Lexical Rules are another aspect that often come into play more heavily in Business Schemas, but it is still critical to identify and document them now. These rules will determine the look and feel of your object names. Some factors to consider and potential examples for your lexical rules include:
- Nouns - Should always be in singular form
- Verbs - If they are allowed, they are in the present tense.
- Spacing - Are underscores utilized or not?
- Case - lower, UPPER, camelCase, PascalCase, etc. All are acceptable but only one should be used.
- Assuming abbreviations, acronyms, and initialisms will be used, create and publish a list of accepted values.
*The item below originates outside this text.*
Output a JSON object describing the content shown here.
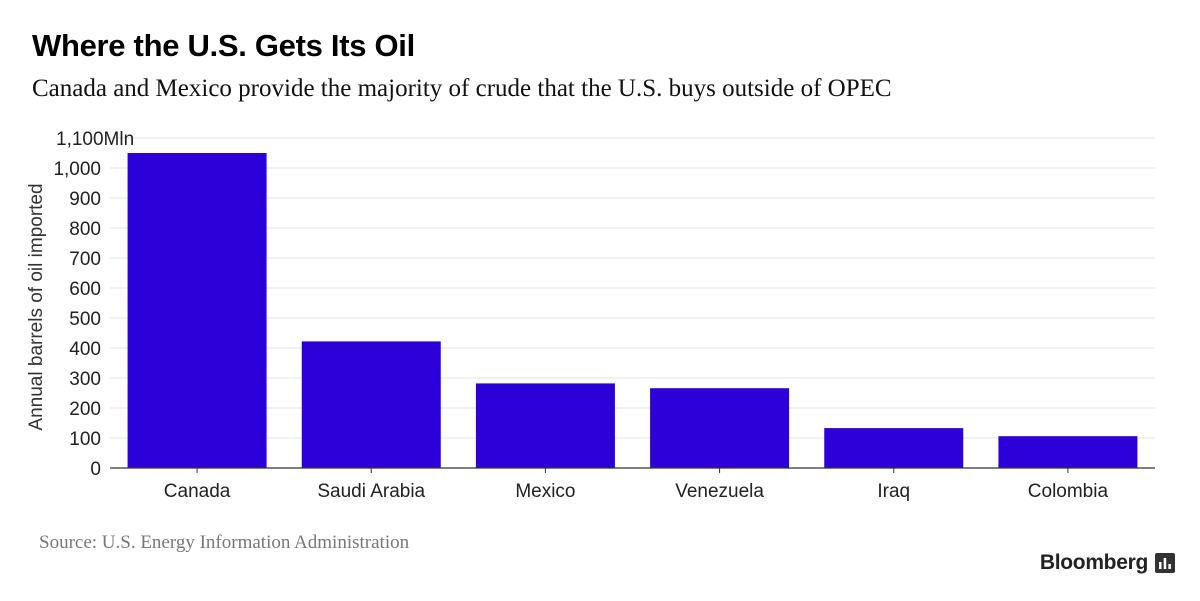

If you are feeling overwhelmed by all of this, there are additional resources you can look to, including ISO 11179-5, Information technology – Specification and standardization of data elements, Part 5: Naming and identification principles for data elements, or the Guide on Data Entity Naming Conventions from NIST.
Outside of adhering to validation rules, there is no "right" or "wrong" when designing naming standards as long as they are comprehensive, consistent, clear and communicated. And with a well-designed set of naming conventions, you will be ready to move on to designing your schemas.